Hitting a plateau can be one of the most unmotivating aspects of exercise. Whatever your goals are, if you are not seeing progress, you feel like you are just wasting your time. Instead of letting this hinder you, take a step back and examine your training. Try and find why you’ve plateaued and what you can change to overcome it.
When looking at what you’ve been doing for your workout program, answer this question: what has changed over the last few weeks/ months? If the answer is nothing, then that is the problem! You may still be working out hard, but if nothing has changed, then you have just been maintaining, not progressing. Take a look at what you can improve on to further your training.

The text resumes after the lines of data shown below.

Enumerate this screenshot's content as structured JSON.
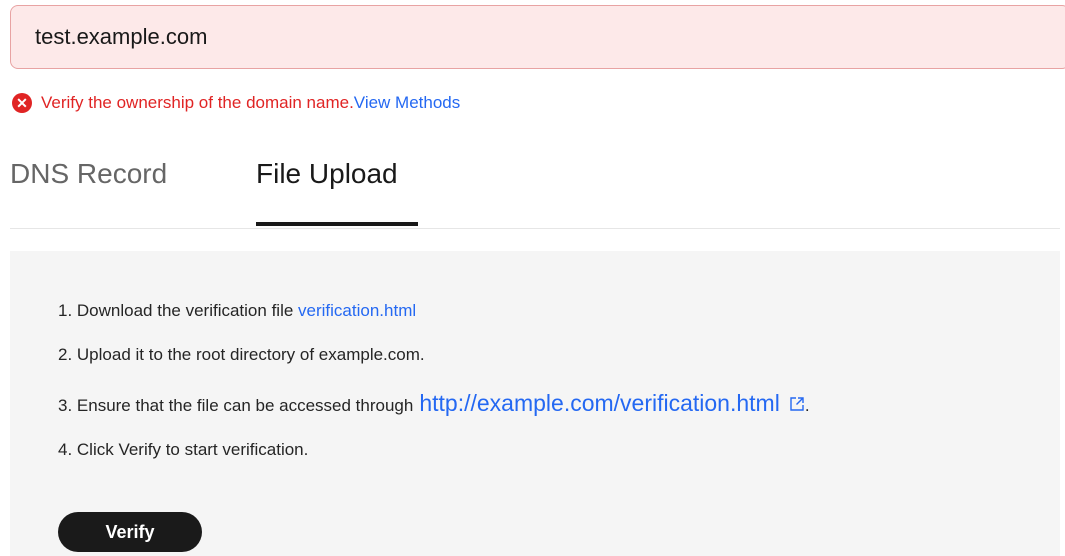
{
  "domain_input": {
    "value": "test.example.com",
    "state_color": "#e02424"
  },
  "error": {
    "icon": "error-circle-icon",
    "message": "Verify the ownership of the domain name.",
    "link_label": "View Methods"
  },
  "tabs": [
    {
      "label": "DNS Record",
      "active": false
    },
    {
      "label": "File Upload",
      "active": true
    }
  ],
  "steps": {
    "step1_prefix": "1. Download the verification file ",
    "step1_link": "verification.html",
    "step2": "2. Upload it to the root directory of example.com.",
    "step3_prefix": "3. Ensure that the file can be accessed through",
    "step3_url": "http://example.com/verification.html",
    "step3_suffix": ".",
    "step4": "4. Click Verify to start verification."
  },
  "verify_button": {
    "label": "Verify"
  },
  "colors": {
    "link": "#2468f2",
    "error": "#e02424",
    "input_error_bg": "#fde9e9",
    "panel_bg": "#f5f5f5",
    "primary_button": "#1a1a1a"
  }
}
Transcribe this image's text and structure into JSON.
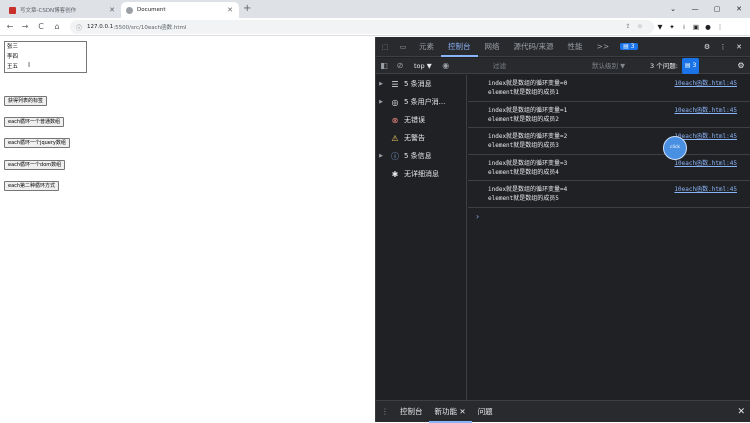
{
  "browser": {
    "tabs": [
      {
        "title": "写文章-CSDN博客创作",
        "favicon_color": "#c9302c",
        "active": false
      },
      {
        "title": "Document",
        "favicon_color": "#5f6368",
        "active": true
      }
    ],
    "new_tab": "+",
    "window_controls": [
      "⌄",
      "—",
      "▢",
      "✕"
    ],
    "nav": {
      "back": "←",
      "forward": "→",
      "reload": "C",
      "home": "⌂"
    },
    "url_info": "ⓘ",
    "url_host": "127.0.0.1",
    "url_rest": ":5500/src/10each函数.html",
    "omni_icons": [
      "⇪",
      "☆"
    ],
    "ext_icons": [
      "▼",
      "✦",
      "⁞",
      "▣",
      "●",
      "⋮"
    ]
  },
  "page": {
    "list_items": [
      "张三",
      "李四",
      "王五"
    ],
    "cursor_glyph": "I",
    "buttons": [
      "获得列表的标签",
      "each循环一个普通数组",
      "each循环一个jquery数组",
      "each循环一个dom数组",
      "each第二种循环方式"
    ]
  },
  "devtools": {
    "left_icons": [
      "⬚",
      "▭"
    ],
    "tabs": [
      "元素",
      "控制台",
      "网络",
      "源代码/来源",
      "性能",
      ">>"
    ],
    "selected_tab": "控制台",
    "issues_badge": "3",
    "right_icons": [
      "⚙",
      "⋮",
      "✕"
    ],
    "toolbar": {
      "sidebar_icon": "◧",
      "clear_icon": "⊘",
      "context": "top ▼",
      "eye_icon": "◉",
      "filter_placeholder": "过滤",
      "levels": "默认级别 ▼",
      "issues_label": "3 个问题:",
      "issues_count": "3",
      "settings_icon": "⚙"
    },
    "sidebar": [
      {
        "arrow": "▶",
        "icon": "☰",
        "icon_type": "plain",
        "label": "5 条消息"
      },
      {
        "arrow": "▶",
        "icon": "◎",
        "icon_type": "plain",
        "label": "5 条用户消..."
      },
      {
        "arrow": "",
        "icon": "⊗",
        "icon_type": "err",
        "label": "无错误"
      },
      {
        "arrow": "",
        "icon": "⚠",
        "icon_type": "warn",
        "label": "无警告"
      },
      {
        "arrow": "▶",
        "icon": "ⓘ",
        "icon_type": "info",
        "label": "5 条信息"
      },
      {
        "arrow": "",
        "icon": "✱",
        "icon_type": "plain",
        "label": "无详细消息"
      }
    ],
    "messages": [
      {
        "line1": "index就是数组的循环变量=0",
        "line2": "element就是数组的成员1",
        "source": "10each函数.html:45"
      },
      {
        "line1": "index就是数组的循环变量=1",
        "line2": "element就是数组的成员2",
        "source": "10each函数.html:45"
      },
      {
        "line1": "index就是数组的循环变量=2",
        "line2": "element就是数组的成员3",
        "source": "10each函数.html:45"
      },
      {
        "line1": "index就是数组的循环变量=3",
        "line2": "element就是数组的成员4",
        "source": "10each函数.html:45"
      },
      {
        "line1": "index就是数组的循环变量=4",
        "line2": "element就是数组的成员5",
        "source": "10each函数.html:45"
      }
    ],
    "prompt": "›",
    "click_indicator": "click",
    "drawer": {
      "menu": "⋮",
      "tabs": [
        "控制台",
        "新功能",
        "问题"
      ],
      "selected": "新功能",
      "tab_close": "✕",
      "close": "✕"
    }
  }
}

There is a certain principle that must be applied to your workout to break through a plateau, called progressive overload. This means progressively increasing certain training variables to keep allowing your body to improve and adapt as it grows. Overall, you will need to change one or two aspects of your training – the intensity (how hard you’re working out) or the volume (how much you’re working out). These can be done by altering the load you’re using, the sets and reps you’re performing, and the rest you’re taking. To increase the intensity of your workouts, you can push more weight, and/ or take less rest between sets. To increase volume, try adding in more sets and/ or reps. You can also change these together! Try performing super intense workouts with less volume, or performing more volume during your workouts but at a lighter intensity. And of course, you can throw in some workouts that are more intense and with more volume. These ones will be the most exhausting, and will require enough rest to allow your body to recover.
Including progressive overload into your training program guidelines allows you to keep pushing yourself further. Your body is designed to adapt to the stresses at hand, and it will learn to perform the exercises at hand in the most efficient manner. You need to keep pushing your body’s limits to keep improving.